Mario Benedetti
ESA BOCA
Su entusiasmo por el circo se venía arrastrando
desde tiempo atrás.
Dos meses, quizá.
Pero cuando siete años son toda la vida y aún se
ve el mundo de los mayores como una muchedumbre a través de un vidrio
esmerilado, entonces dos meses representan un largo, insondable proceso.
Sus hermanos mayores habían ido dos o tres veces e
imitaban minuciosamente las graciosas desgracias de los payasos y las
contorsiones y equilibrios de los forzudos.
También los compañeros de la escuela lo habían
visto y se reían con grandes aspavientos al recordar este golpe o aquella
pirueta.
Sólo que Carlos no sabía que eran exageraciones
destinadas a él, a él que no iba al circo porque el padre entendía que era muy
impresionable y podía conmoverse demasiado ante el riesgo inútil que corrían
los trapecistas.
Cada día se le iba siendo más difícil soportar su
curiosidad.
Entonces preparó la frase y en el momento oportuno
se la dijo al padre:
—¿No habría forma de que yo pudiese ir alguna vez
al circo?
A los siete años, toda frase larga resulta
simpática y el padre se vio obligado primero a sonreír, luego a explicarse:
—No quiero que veas a los trapecistas. —En cuanto
oyó esto, Carlos se sintió verdaderamente a salvo, porque él no tenía interés
en los trapecistas.
—Bueno —contestó el padre— así, sí.
La madre compró dos entradas y lo llevó el sábado
de noche.
Apareció una mujer de malla roja que hacía
equilibrio sobre un caballo blanco.
Él esperaba a los payasos.
Aplaudieron.
Otra vez aplaudieron y apareció un malabarista.
Carlos
miraba con los ojos muy abiertos, pero de pronto se encontró bostezando.
Su interés llegó a la máxima tensión.
Uno de los grandes hizo una cabriola, de aquellas
que imitaba su hermano mayor.
Un enano se le metió entre las piernas y el payaso
grande le pegó sonoramente en el trasero.
Casi todos los espectadores se reían y algunos
muchachitos empezaban a festejar el chiste mímico antes aún de que el payaso
emprendiera su gesto.
Los dos enanos se trenzaron en la milésima versión
de una pelea absurda, mientras el menos cómico de los otros dos los alentaba
para que se pegasen.
Entonces el segundo payaso grande, que era sin
lugar a dudas el más cómico, se acercó a la baranda que limitaba la pista, y
Carlos lo vio junto a él, tan cerca que pudo distinguir la boca cansada del
hombre bajo la risa pintada y fija del payaso.

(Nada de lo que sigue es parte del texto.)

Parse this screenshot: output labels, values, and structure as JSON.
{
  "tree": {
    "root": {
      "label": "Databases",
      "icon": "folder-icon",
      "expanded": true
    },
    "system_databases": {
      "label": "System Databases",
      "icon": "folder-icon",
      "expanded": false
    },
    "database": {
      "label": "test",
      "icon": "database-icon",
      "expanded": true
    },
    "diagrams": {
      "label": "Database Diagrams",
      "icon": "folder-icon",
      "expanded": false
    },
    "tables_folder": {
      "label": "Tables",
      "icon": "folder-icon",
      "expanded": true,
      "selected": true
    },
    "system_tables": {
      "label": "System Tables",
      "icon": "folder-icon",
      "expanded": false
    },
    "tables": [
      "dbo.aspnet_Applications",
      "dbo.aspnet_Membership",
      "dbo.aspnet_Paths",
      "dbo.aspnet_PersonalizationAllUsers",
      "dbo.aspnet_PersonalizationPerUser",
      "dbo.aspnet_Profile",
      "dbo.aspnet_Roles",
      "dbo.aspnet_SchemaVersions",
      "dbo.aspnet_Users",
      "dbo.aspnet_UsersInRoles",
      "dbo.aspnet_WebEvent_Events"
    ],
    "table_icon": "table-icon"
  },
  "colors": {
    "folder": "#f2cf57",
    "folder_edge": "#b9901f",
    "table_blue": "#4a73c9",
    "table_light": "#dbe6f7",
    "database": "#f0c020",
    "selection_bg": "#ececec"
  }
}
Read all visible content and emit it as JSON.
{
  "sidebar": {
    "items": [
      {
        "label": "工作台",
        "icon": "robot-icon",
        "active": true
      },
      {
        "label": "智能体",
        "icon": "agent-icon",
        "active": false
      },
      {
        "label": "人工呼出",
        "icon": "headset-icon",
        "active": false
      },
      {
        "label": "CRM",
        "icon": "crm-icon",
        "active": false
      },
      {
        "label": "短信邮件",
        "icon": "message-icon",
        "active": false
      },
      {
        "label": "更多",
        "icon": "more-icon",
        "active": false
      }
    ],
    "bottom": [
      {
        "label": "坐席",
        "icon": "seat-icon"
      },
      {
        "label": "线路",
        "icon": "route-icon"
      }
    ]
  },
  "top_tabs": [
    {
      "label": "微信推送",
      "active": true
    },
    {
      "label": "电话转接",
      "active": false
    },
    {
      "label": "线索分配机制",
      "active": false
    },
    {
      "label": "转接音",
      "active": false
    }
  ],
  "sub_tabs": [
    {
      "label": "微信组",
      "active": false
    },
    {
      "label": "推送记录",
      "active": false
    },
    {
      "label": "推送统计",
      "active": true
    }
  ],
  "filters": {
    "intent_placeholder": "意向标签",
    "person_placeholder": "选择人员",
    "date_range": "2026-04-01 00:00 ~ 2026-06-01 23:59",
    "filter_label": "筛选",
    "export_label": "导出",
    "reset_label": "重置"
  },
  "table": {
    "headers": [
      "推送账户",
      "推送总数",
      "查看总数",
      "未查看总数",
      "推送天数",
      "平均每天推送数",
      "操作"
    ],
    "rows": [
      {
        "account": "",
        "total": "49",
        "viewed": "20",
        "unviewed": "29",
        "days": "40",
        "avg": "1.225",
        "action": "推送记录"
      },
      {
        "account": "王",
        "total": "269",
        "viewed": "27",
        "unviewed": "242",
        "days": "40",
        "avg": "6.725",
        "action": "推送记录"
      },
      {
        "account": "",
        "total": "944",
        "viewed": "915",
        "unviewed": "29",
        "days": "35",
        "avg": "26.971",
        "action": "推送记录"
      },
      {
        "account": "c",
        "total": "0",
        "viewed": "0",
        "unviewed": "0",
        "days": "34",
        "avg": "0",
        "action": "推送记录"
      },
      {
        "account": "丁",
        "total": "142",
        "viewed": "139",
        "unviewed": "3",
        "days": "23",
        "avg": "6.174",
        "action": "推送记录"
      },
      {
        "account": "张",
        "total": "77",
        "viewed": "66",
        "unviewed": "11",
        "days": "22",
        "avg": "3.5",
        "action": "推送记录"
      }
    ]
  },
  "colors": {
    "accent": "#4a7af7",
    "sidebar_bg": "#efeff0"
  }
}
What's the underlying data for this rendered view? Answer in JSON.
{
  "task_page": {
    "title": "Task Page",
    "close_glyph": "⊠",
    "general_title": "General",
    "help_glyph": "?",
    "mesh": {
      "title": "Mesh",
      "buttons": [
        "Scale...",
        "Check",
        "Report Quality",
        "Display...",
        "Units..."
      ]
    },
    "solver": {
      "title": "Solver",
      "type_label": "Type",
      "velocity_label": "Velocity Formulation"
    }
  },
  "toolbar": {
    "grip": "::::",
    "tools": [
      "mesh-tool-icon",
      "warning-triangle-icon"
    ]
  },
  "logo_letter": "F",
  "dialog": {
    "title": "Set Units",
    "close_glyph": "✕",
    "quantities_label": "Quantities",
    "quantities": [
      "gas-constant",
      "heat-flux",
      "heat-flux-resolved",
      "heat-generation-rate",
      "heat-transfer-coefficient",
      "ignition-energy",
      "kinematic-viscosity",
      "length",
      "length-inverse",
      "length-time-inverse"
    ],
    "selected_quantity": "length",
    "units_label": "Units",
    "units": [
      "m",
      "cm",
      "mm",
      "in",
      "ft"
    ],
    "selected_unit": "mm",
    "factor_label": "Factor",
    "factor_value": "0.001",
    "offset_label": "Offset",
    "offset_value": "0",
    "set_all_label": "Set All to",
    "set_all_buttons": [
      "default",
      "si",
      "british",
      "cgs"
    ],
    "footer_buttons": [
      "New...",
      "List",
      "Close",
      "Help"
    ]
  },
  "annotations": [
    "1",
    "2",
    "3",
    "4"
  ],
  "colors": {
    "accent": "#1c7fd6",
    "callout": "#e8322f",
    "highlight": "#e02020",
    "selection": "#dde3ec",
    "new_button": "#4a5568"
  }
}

Por un instante el pobre diablo vio aquella carita
asombrada y le sonrió, de modo imperceptible, con sus labios verdaderos.
Pero los otros tres habían concluido y el payaso más cómico se unió a los demás en los porrazos y saltos finales, y todos aplaudieron, aun la madre de Carlos.
Y como después venían los trapecistas, de acuerdo
a lo convenido, la madre lo tomó de un brazo y salieron a la calle.
Ahora sí había visto el circo, como sus hermanos y
los compañeros del colegio.
Sentía el pecho vacío y no le importaba qué iba a
decir mañana.
Serían las once de la noche, pero la madre
sospechaba algo y lo introdujo en la zona de luz de una vidriera.
Le pasó despacio, como si no lo creyera, una mano
por los ojos, y después le preguntó si estaba llorando.
Él no dijo nada.
—¿Es por los trapecistas? ¿Tenías ganas de verlos?
Ya era demasiado.
Sólo para destruir el malentendido, explicó que lloraba porque los payasos no le hacían reír.